According to the International Labour Office report, 'InFocus Programme on Promoting the Declaration on Fundamental Principles and Rights at Work' at least 15 million Indian children are working under conditions of bondage. Artificially created poverty to benefit the upper casts is so great, the poorest people are forced to sell their children to pay them; men are even forced to prostitute their wives in order to pay off the debts they incurred to marry them. Artificial debts are created for landless peasants in order to tie them into bondage which their children will then inherit.

The Brahma Kumaris in the United Kingdom alone has amassed assets of £17,000,000, and cash reserves of £4,676,046 which have remained fairly stable over the last few years.

They run a charity which they claim has been set up to "relieve poverty, mental and physical sickness and distress".

How many individuals, never mind children, have they relieved from poverty, mental and physical sickness and distress?

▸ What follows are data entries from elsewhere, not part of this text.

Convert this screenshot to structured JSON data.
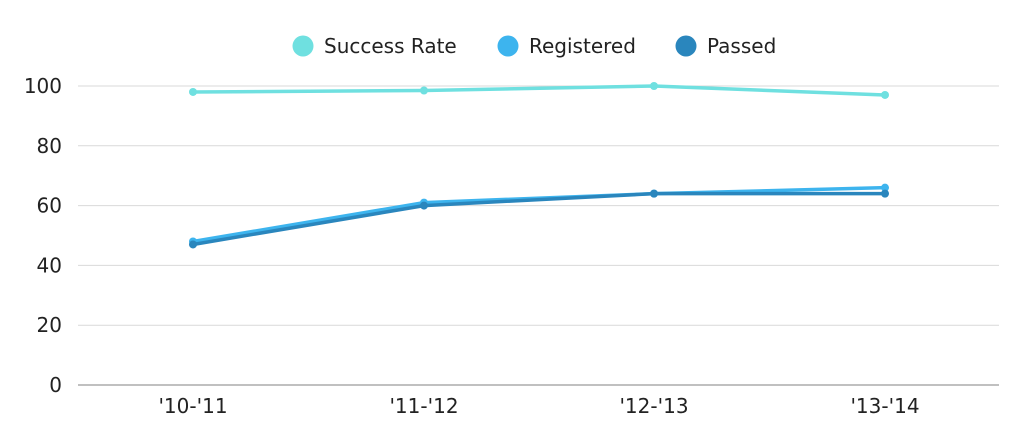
{
  "chart_data": {
    "type": "line",
    "categories": [
      "'10-'11",
      "'11-'12",
      "'12-'13",
      "'13-'14"
    ],
    "ylim": [
      0,
      100
    ],
    "yticks": [
      0,
      20,
      40,
      60,
      80,
      100
    ],
    "grid": true,
    "legend_position": "top-center",
    "series": [
      {
        "name": "Success Rate",
        "color": "#6fe0e0",
        "values": [
          98,
          98.5,
          100,
          97
        ]
      },
      {
        "name": "Registered",
        "color": "#3db4ee",
        "values": [
          48,
          61,
          64,
          66
        ]
      },
      {
        "name": "Passed",
        "color": "#2a86bd",
        "values": [
          47,
          60,
          64,
          64
        ]
      }
    ]
  }
}
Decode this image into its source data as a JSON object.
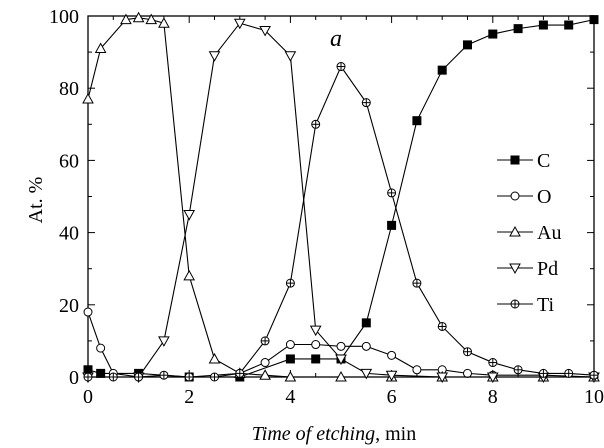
{
  "chart_data": {
    "type": "line",
    "panel_label": "a",
    "xlabel_italic": "Time of etching",
    "xlabel_unit": ", min",
    "ylabel": "At. %",
    "xlim": [
      0,
      10
    ],
    "ylim": [
      0,
      100
    ],
    "xticks": [
      0,
      2,
      4,
      6,
      8,
      10
    ],
    "yticks": [
      0,
      20,
      40,
      60,
      80,
      100
    ],
    "legend_position": "right",
    "series": [
      {
        "name": "C",
        "marker": "square-filled",
        "x": [
          0,
          0.25,
          1,
          2,
          3,
          4,
          4.5,
          5,
          5.5,
          6,
          6.5,
          7,
          7.5,
          8,
          8.5,
          9,
          9.5,
          10
        ],
        "y": [
          2,
          1,
          1,
          0,
          0,
          5,
          5,
          5,
          15,
          42,
          71,
          85,
          92,
          95,
          96.5,
          97.5,
          97.5,
          99
        ]
      },
      {
        "name": "O",
        "marker": "circle-open",
        "x": [
          0,
          0.25,
          0.5,
          1,
          2,
          3,
          3.5,
          4,
          4.5,
          5,
          5.5,
          6,
          6.5,
          7,
          7.5,
          8,
          9,
          10
        ],
        "y": [
          18,
          8,
          1,
          0,
          0,
          1,
          4,
          9,
          9,
          8.5,
          8.5,
          6,
          2,
          2,
          1,
          0.5,
          0.5,
          0
        ]
      },
      {
        "name": "Au",
        "marker": "triangle-up-open",
        "x": [
          0,
          0.25,
          0.75,
          1,
          1.25,
          1.5,
          2,
          2.5,
          3,
          3.5,
          4,
          5,
          6,
          7,
          8,
          9,
          10
        ],
        "y": [
          77,
          91,
          99,
          99.5,
          99,
          98,
          28,
          5,
          1,
          0.5,
          0,
          0,
          0,
          0,
          0,
          0,
          0
        ]
      },
      {
        "name": "Pd",
        "marker": "triangle-down-open",
        "x": [
          0,
          1,
          1.5,
          2,
          2.5,
          3,
          3.5,
          4,
          4.5,
          5,
          5.5,
          6,
          7,
          8,
          9,
          10
        ],
        "y": [
          0,
          0,
          10,
          45,
          89,
          98,
          96,
          89,
          13,
          5,
          1,
          0.5,
          0,
          0,
          0,
          0
        ]
      },
      {
        "name": "Ti",
        "marker": "circle-crossed",
        "x": [
          0,
          0.5,
          1,
          1.5,
          2,
          2.5,
          3,
          3.5,
          4,
          4.5,
          5,
          5.5,
          6,
          6.5,
          7,
          7.5,
          8,
          8.5,
          9,
          9.5,
          10
        ],
        "y": [
          0,
          0,
          0,
          0.5,
          0,
          0,
          1,
          10,
          26,
          70,
          86,
          76,
          51,
          26,
          14,
          7,
          4,
          2,
          1,
          1,
          0.5
        ]
      }
    ]
  }
}
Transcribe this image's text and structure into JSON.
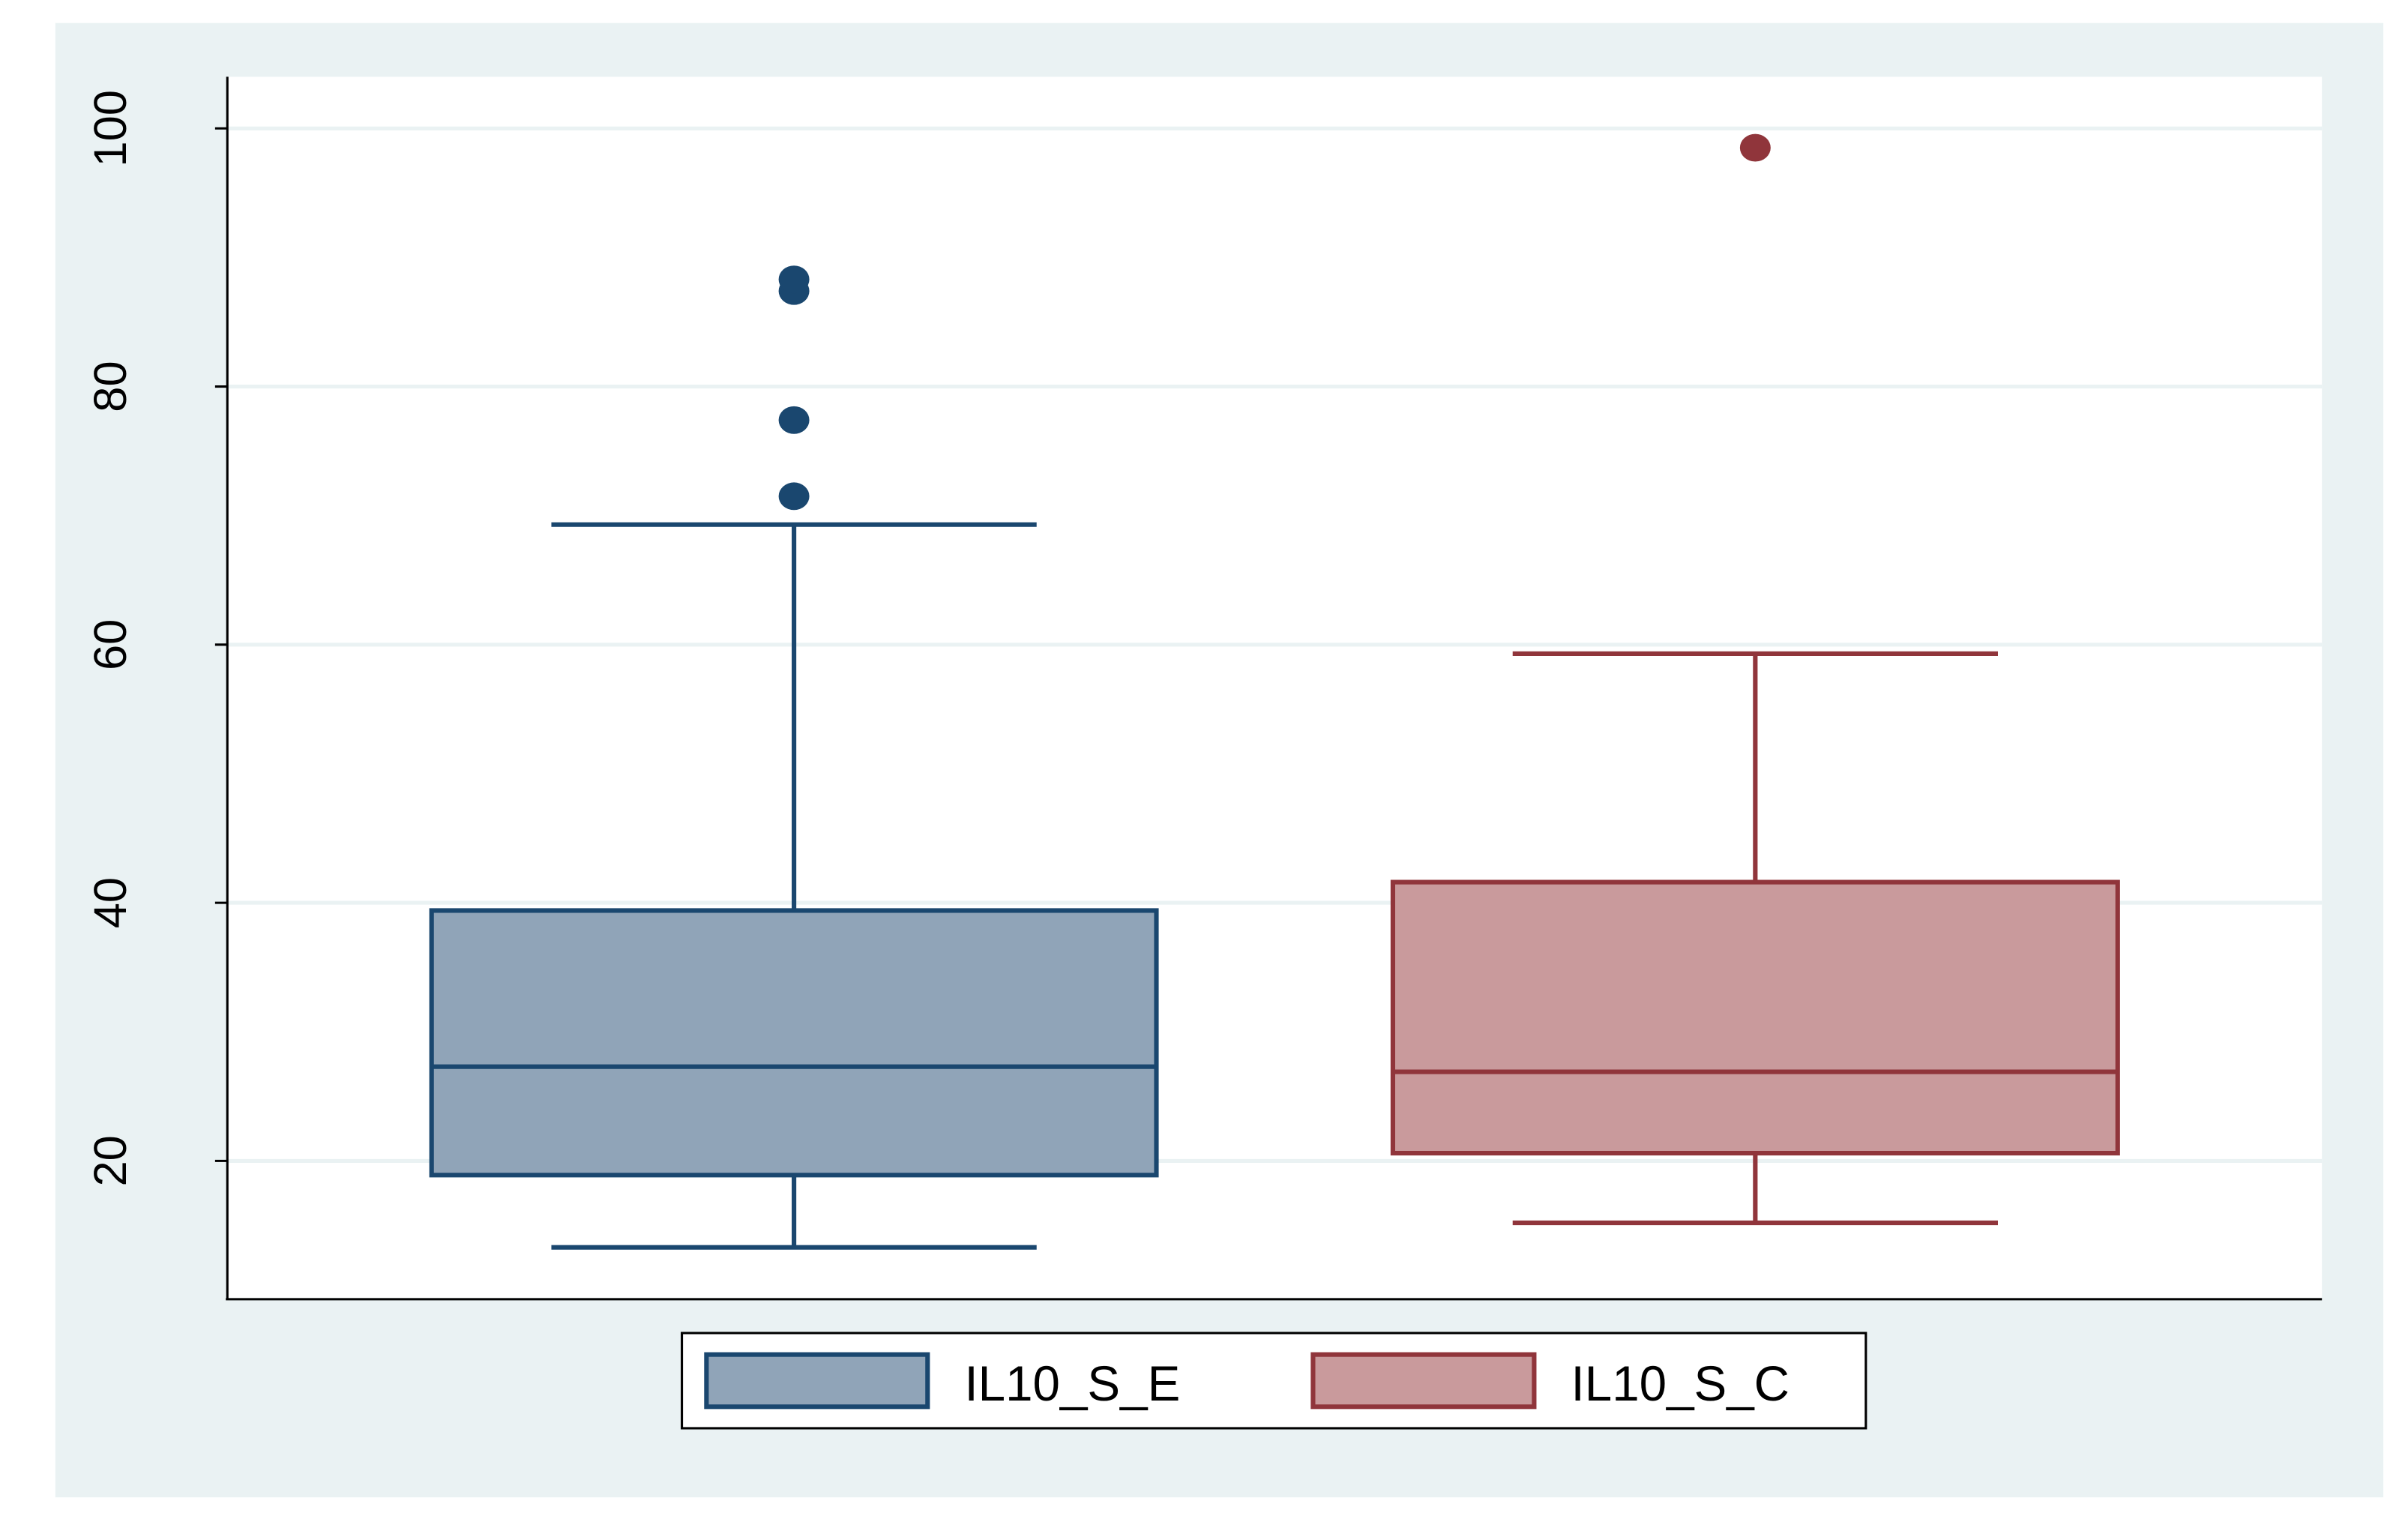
{
  "chart_data": {
    "type": "box",
    "ylim": [
      9.4,
      104
    ],
    "yticks": [
      20,
      40,
      60,
      80,
      100
    ],
    "grid": true,
    "legend": "bottom",
    "series": [
      {
        "name": "IL10_S_E",
        "color": "#1a476f",
        "fill": "#90a4b8",
        "values": {
          "min": 13.3,
          "q1": 18.9,
          "median": 27.3,
          "q3": 39.4,
          "max": 69.3,
          "outliers": [
            71.5,
            77.4,
            87.4,
            88.3
          ]
        }
      },
      {
        "name": "IL10_S_C",
        "color": "#90353b",
        "fill": "#c99a9c",
        "values": {
          "min": 15.2,
          "q1": 20.6,
          "median": 26.9,
          "q3": 41.6,
          "max": 59.3,
          "outliers": [
            98.5
          ]
        }
      }
    ]
  }
}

The only people the Brahma Kumaris leaders have relieved from poverty were themselves from when they came to the UK with no money.

At the rate given above, the £4,676,046 sitting in their bank would have relieved (kept free) all the young girls enslaved in Dehli. *

Why do they have so many assets and so much sitting in their bank when they preach to their followers Destruction is coming any minute soon?


* Yes, I appreciate this is an oversimplified view or equation but it goes some way to illustrate the dishonesty and immoral indolence of the BKWSU in the West it came to reap from.